[Freeipa-users] let's encrypt integration and best practices for mod_nss/mod_ssl

Rob Crittenden rcritten at redhat.com
Wed Nov 11 16:33:18 UTC 2015


Fraser Tweedale wrote:
> On Tue, Nov 10, 2015 at 08:30:47PM -0800, Prasun Gera wrote:
>> You are right in that the fullchain.pem doesn't have the root certificate.
>> I ran "openssl x509 -in chain.pem -noout -text", and saw that it
>> had Issuer: O=Digital Signature Trust Co., CN=DST Root CA X3, and Subject:
>> C=US, O=Let's Encrypt, CN=Let's Encrypt Authority X1. So I got the root
>> certificate for DST Root CA X3 from
>> https://www.identrust.com/certificates/trustid/root-download-x3.html, which
>> is self signed from what I can tell. The issuer and the subject are the
>> same. I added that to the fullchain, and the command seemed to work.
>> However, it messed something up, and httpd didn't start after that. httpd
>> error log had "Unable to verify certificate 'Signing-Cert'. Add
>> "NSSEnforceValidCerts off" to nss.conf so the server can start until the
>> problem can be resolved ". I added that to nss.conf, and ipactl started
>> successfully after that. However, the webui hadn't configured the
>> certificates properly. At this point, I just restored my backups
>> of /etc/httpd/conf.d/ and /etc/httpd/alias/, which brought things back to
>> where things were earlier. I think it would be better to do these
>> experiments on a test bed first.
>>
> I am at a loss, and must have missed something.  The purpose of this
> command is to be able to install 3rd party certificates, yet the
> code is expecting the certs to be signed by the IPA CA?
>
> Can someone explain what is going on here?
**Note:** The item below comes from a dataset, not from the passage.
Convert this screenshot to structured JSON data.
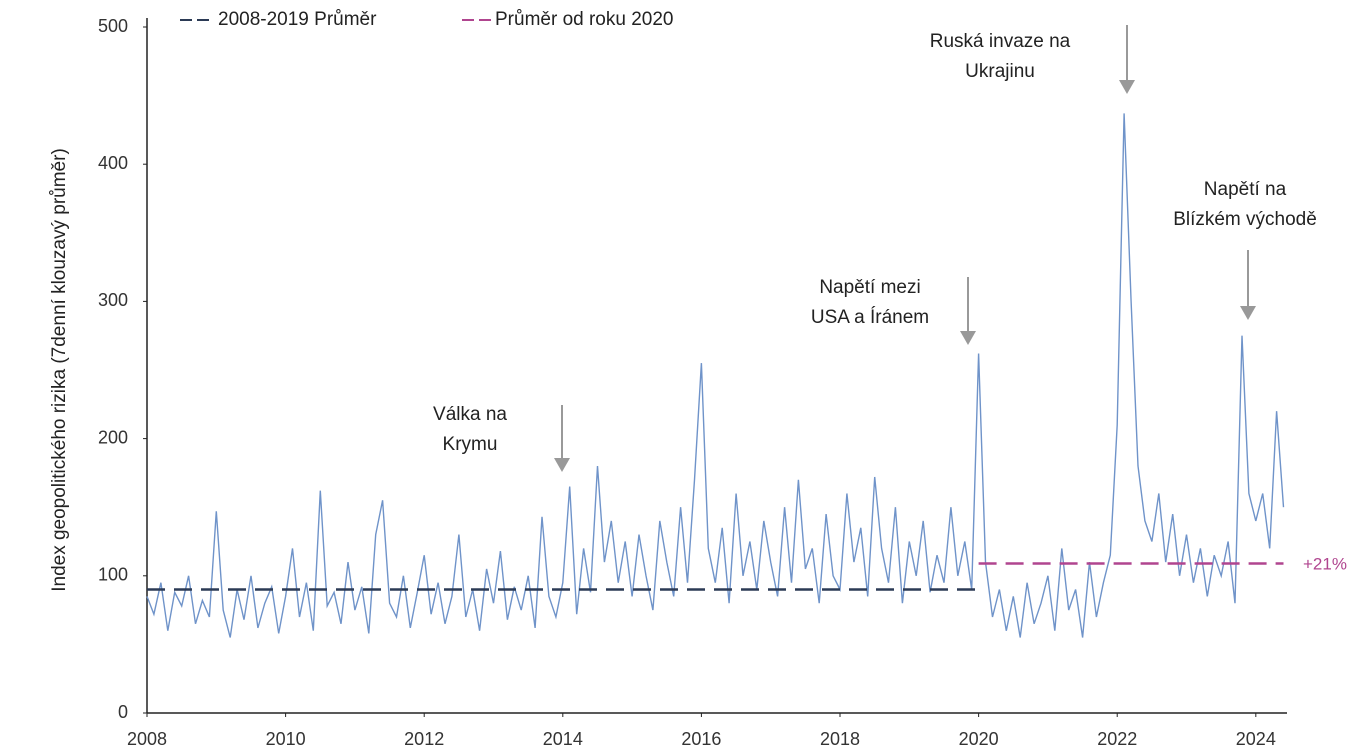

That isn't the problem. It doesn't require the IPA CA at all. It just 
checks that the root CA which issued the server cert is available (looks 
for subject == issuer). It would appear that something wasn't imported 
into the Apache NSS db.

You'd need to re-run the import and then look at the Apache NSS database 
to ensure that the entire cert chain was imported with the proper trust 
which apparently it wasn't.

# certutil -L -d /etc/httpd/alias

The entire chain should be there, probably with trust like CT,, or C,,.

To fix trust:

# certutil -M -n "<nickname>" -t CT,, -d /etc/httpd/alias

To add missing certs:

# certutil -A -n "<nickname"> -t CT,, -d /etc/httpd/alias -i -i /path/to/pem

Validate the web server cert. Use whatever nickname is appropriate for you:

# certutil -V -u V -n Server-Cert -d /etc/httpd/alias

The more details you have on what you did to fix this the better as that 
can be used to generate a new bug to fix this upstream.